Fixing the Tax Code With Mao's 'Little Red Book'

     If you want to read between the lines for politicians, it helps if you know what book they’re reading. In the case of liberal would-be tax fixer Ron Wyden (D-Ore.), it appears to be Mao’s “Little Red Book.”


     Wyden, according to the July 24 Washington Post, “has made it his mission to force Congress to rewrite the entire tax code.” Wyden’s plan isn’t particularly new – it’s another left-wing attempt at soaking the rich. According to the Post, “Wyden’s Fair Flat Tax Act would lower taxes for millions of middle-income families, in part by raising taxes on some corporations and also on wealthy people with significant investment income.”


     Post writer Jeffrey H. Birnbaum did his best to put a positive spin on the traditional liberal game, but he did enlighten readers about the origin of the plan through this Wyden quote: “This is the beginning of the long march.”

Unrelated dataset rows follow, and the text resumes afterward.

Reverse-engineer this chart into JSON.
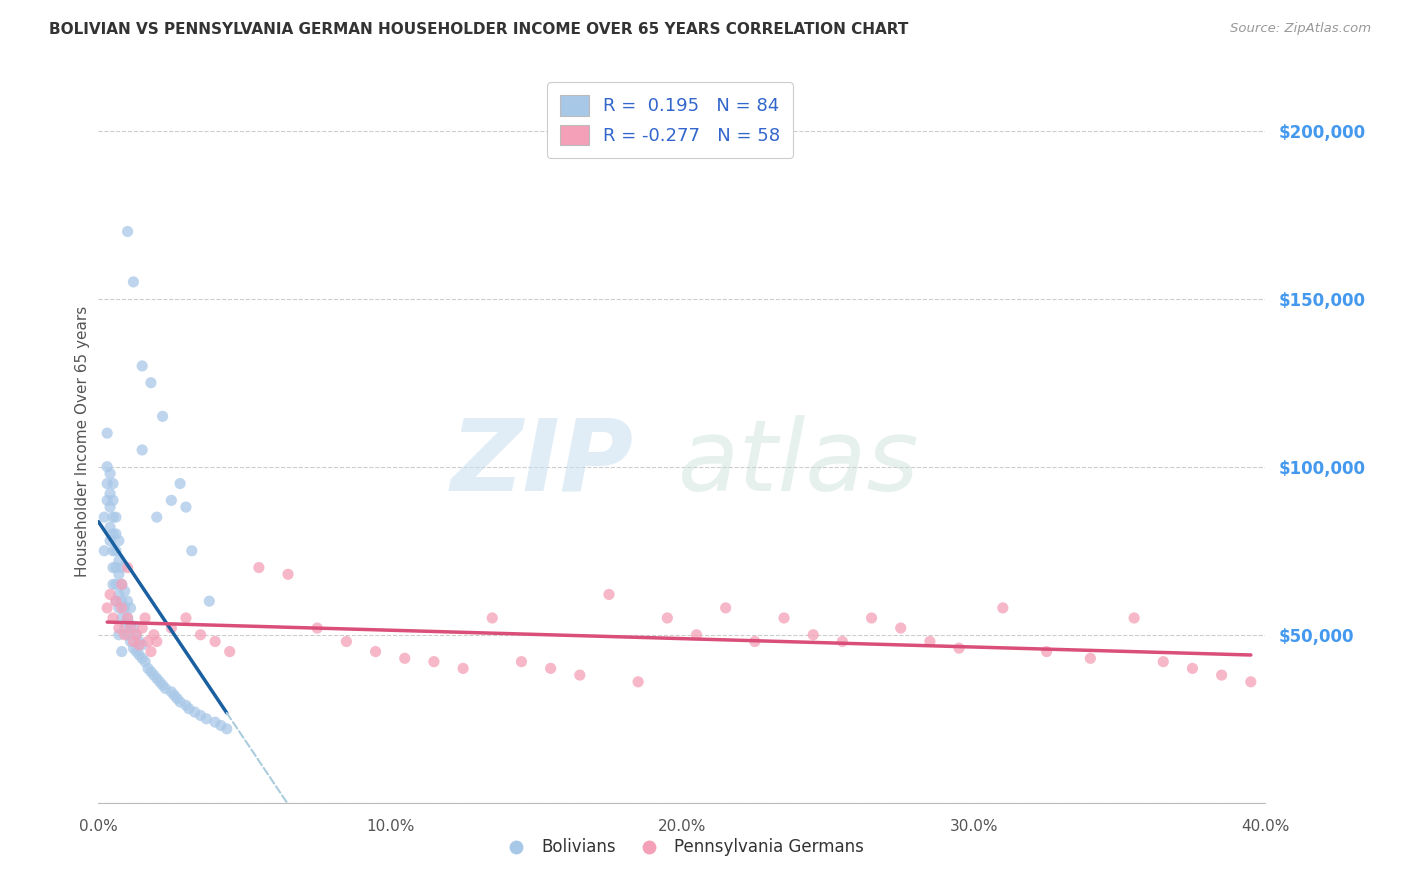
{
  "title": "BOLIVIAN VS PENNSYLVANIA GERMAN HOUSEHOLDER INCOME OVER 65 YEARS CORRELATION CHART",
  "source": "Source: ZipAtlas.com",
  "ylabel": "Householder Income Over 65 years",
  "bolivian_R": 0.195,
  "bolivian_N": 84,
  "pennger_R": -0.277,
  "pennger_N": 58,
  "blue_color": "#a8c8e8",
  "pink_color": "#f4a0b8",
  "trend_blue": "#1a5fa0",
  "trend_pink": "#d94f7a",
  "dashed_color": "#aaccdd",
  "legend_text_color": "#3366cc",
  "background": "#ffffff",
  "grid_color": "#cccccc",
  "right_axis_color": "#4499ee",
  "xlim": [
    0.0,
    0.4
  ],
  "ylim": [
    0,
    215000
  ],
  "yticks": [
    0,
    50000,
    100000,
    150000,
    200000
  ],
  "ytick_labels": [
    "",
    "$50,000",
    "$100,000",
    "$150,000",
    "$200,000"
  ],
  "xticks": [
    0.0,
    0.1,
    0.2,
    0.3,
    0.4
  ],
  "xtick_labels": [
    "0.0%",
    "10.0%",
    "20.0%",
    "30.0%",
    "40.0%"
  ],
  "bolivian_x": [
    0.002,
    0.002,
    0.003,
    0.003,
    0.003,
    0.003,
    0.004,
    0.004,
    0.004,
    0.004,
    0.004,
    0.005,
    0.005,
    0.005,
    0.005,
    0.005,
    0.005,
    0.005,
    0.006,
    0.006,
    0.006,
    0.006,
    0.006,
    0.006,
    0.007,
    0.007,
    0.007,
    0.007,
    0.007,
    0.008,
    0.008,
    0.008,
    0.008,
    0.009,
    0.009,
    0.009,
    0.01,
    0.01,
    0.01,
    0.011,
    0.011,
    0.011,
    0.012,
    0.012,
    0.013,
    0.013,
    0.014,
    0.014,
    0.015,
    0.015,
    0.016,
    0.017,
    0.018,
    0.019,
    0.02,
    0.021,
    0.022,
    0.023,
    0.025,
    0.026,
    0.027,
    0.028,
    0.03,
    0.031,
    0.033,
    0.035,
    0.037,
    0.04,
    0.042,
    0.044,
    0.015,
    0.02,
    0.025,
    0.03,
    0.015,
    0.018,
    0.022,
    0.028,
    0.032,
    0.038,
    0.01,
    0.012,
    0.007,
    0.008
  ],
  "bolivian_y": [
    75000,
    85000,
    90000,
    95000,
    100000,
    110000,
    78000,
    82000,
    88000,
    92000,
    98000,
    65000,
    70000,
    75000,
    80000,
    85000,
    90000,
    95000,
    60000,
    65000,
    70000,
    75000,
    80000,
    85000,
    58000,
    62000,
    68000,
    72000,
    78000,
    55000,
    60000,
    65000,
    70000,
    52000,
    58000,
    63000,
    50000,
    55000,
    60000,
    48000,
    53000,
    58000,
    46000,
    52000,
    45000,
    50000,
    44000,
    48000,
    43000,
    47000,
    42000,
    40000,
    39000,
    38000,
    37000,
    36000,
    35000,
    34000,
    33000,
    32000,
    31000,
    30000,
    29000,
    28000,
    27000,
    26000,
    25000,
    24000,
    23000,
    22000,
    105000,
    85000,
    90000,
    88000,
    130000,
    125000,
    115000,
    95000,
    75000,
    60000,
    170000,
    155000,
    50000,
    45000
  ],
  "pennger_x": [
    0.003,
    0.004,
    0.005,
    0.006,
    0.007,
    0.008,
    0.008,
    0.009,
    0.01,
    0.011,
    0.012,
    0.013,
    0.014,
    0.015,
    0.016,
    0.017,
    0.018,
    0.019,
    0.02,
    0.025,
    0.03,
    0.035,
    0.04,
    0.045,
    0.055,
    0.065,
    0.075,
    0.085,
    0.095,
    0.105,
    0.115,
    0.125,
    0.135,
    0.145,
    0.155,
    0.165,
    0.175,
    0.185,
    0.195,
    0.205,
    0.215,
    0.225,
    0.235,
    0.245,
    0.255,
    0.265,
    0.275,
    0.285,
    0.295,
    0.31,
    0.325,
    0.34,
    0.355,
    0.365,
    0.375,
    0.385,
    0.395,
    0.01
  ],
  "pennger_y": [
    58000,
    62000,
    55000,
    60000,
    52000,
    58000,
    65000,
    50000,
    55000,
    52000,
    48000,
    50000,
    47000,
    52000,
    55000,
    48000,
    45000,
    50000,
    48000,
    52000,
    55000,
    50000,
    48000,
    45000,
    70000,
    68000,
    52000,
    48000,
    45000,
    43000,
    42000,
    40000,
    55000,
    42000,
    40000,
    38000,
    62000,
    36000,
    55000,
    50000,
    58000,
    48000,
    55000,
    50000,
    48000,
    55000,
    52000,
    48000,
    46000,
    58000,
    45000,
    43000,
    55000,
    42000,
    40000,
    38000,
    36000,
    70000
  ]
}
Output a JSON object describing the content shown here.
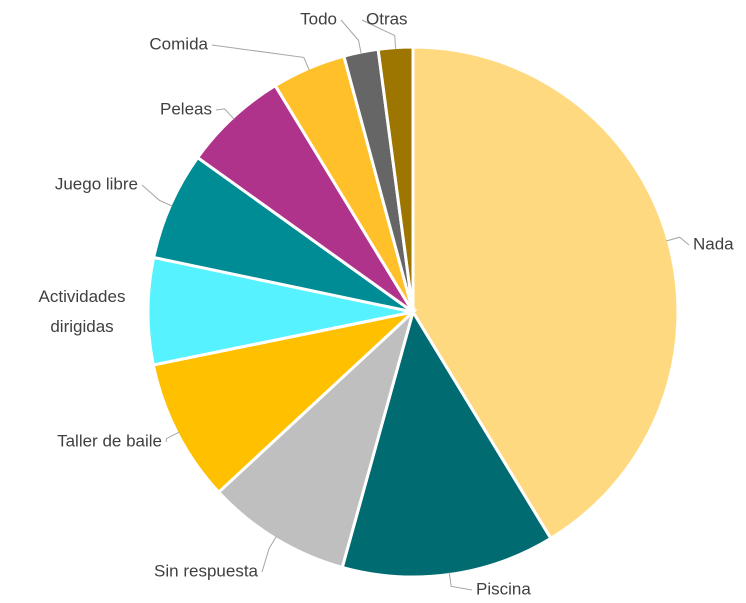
{
  "chart_data": {
    "type": "pie",
    "categories": [
      "Nada",
      "Piscina",
      "Sin respuesta",
      "Taller de baile",
      "Actividades dirigidas",
      "Juego libre",
      "Peleas",
      "Comida",
      "Todo",
      "Otras"
    ],
    "values": [
      41.3,
      13,
      8.8,
      8.7,
      6.5,
      6.6,
      6.4,
      4.5,
      2.1,
      2.1
    ],
    "colors": [
      "#FFD97F",
      "#006B70",
      "#BFBFBF",
      "#FFC000",
      "#57F2FF",
      "#008C95",
      "#B0338B",
      "#FFC02A",
      "#666666",
      "#9C7600"
    ]
  }
}
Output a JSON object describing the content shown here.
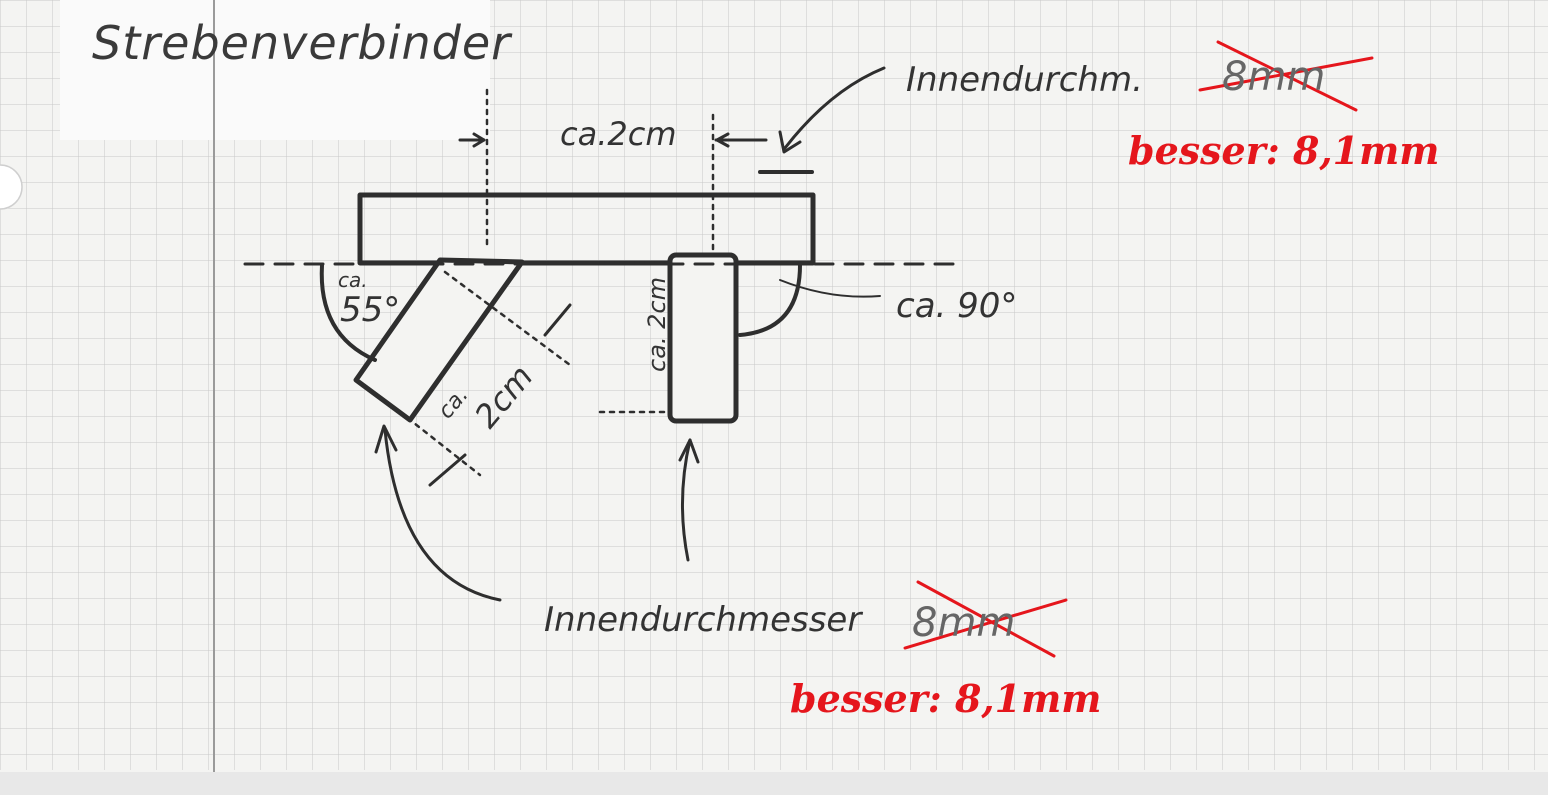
{
  "title": "Strebenverbinder",
  "labels": {
    "inner_diameter_short": "Innendurchm.",
    "inner_diameter_long": "Innendurchmesser",
    "width_top": "ca.2cm",
    "angle_left_ca": "ca.",
    "angle_left_value": "55°",
    "angle_right": "ca. 90°",
    "length_angled_ca": "ca.",
    "length_angled_value": "2cm",
    "length_vertical": "ca. 2cm"
  },
  "corrections": {
    "old_value_top": "8mm",
    "new_value_top": "besser: 8,1mm",
    "old_value_bottom": "8mm",
    "new_value_bottom": "besser: 8,1mm"
  },
  "colors": {
    "ink": "#333333",
    "correction": "#e5161c",
    "grid": "#c9c9c9",
    "paper": "#f4f4f2"
  }
}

     History buffs will recall that the term “long march” dates to 1934 and refers to the massive retreat by Communist forces in China led by Mao Zedong. According to a July 1, 2005, New York Times story, 80,000 Communist fighters fled the Nationalist forces and “One year and 5,000 miles later, after countless acts of extraordinary courage along the way, the 6,000 survivors of the Long March, led by Mao Zedong, limped into this dusty town in the arid yellow hills of northern Shaanxi Province.”


     The event became part of the Mao myth as he went on remake China and murder tens of millions of Chinese as part of his “Cultural Revolution.”


     The Post column, entitled “Oregon Senator Wants to Take On the Burden of Fixing the Tax Code,” didn’t mention that. It didn’t even take issue with a liberal senator (2005 Americans for Democratic Action rating of 95) trying to co-opt both conservative tax-fixing plans – the FairTax and flat tax by using both in the name of his own bill.


     Instead, Birnbaum depicted the tax battle as one between Wyden and “lobbyists, especially corporate lobbyists.” According to the Post, Wyden said “It’s past time, ‘to take on the special interests.’” Apparently, he didn’t cite Mao’s solution for dealing with opponents.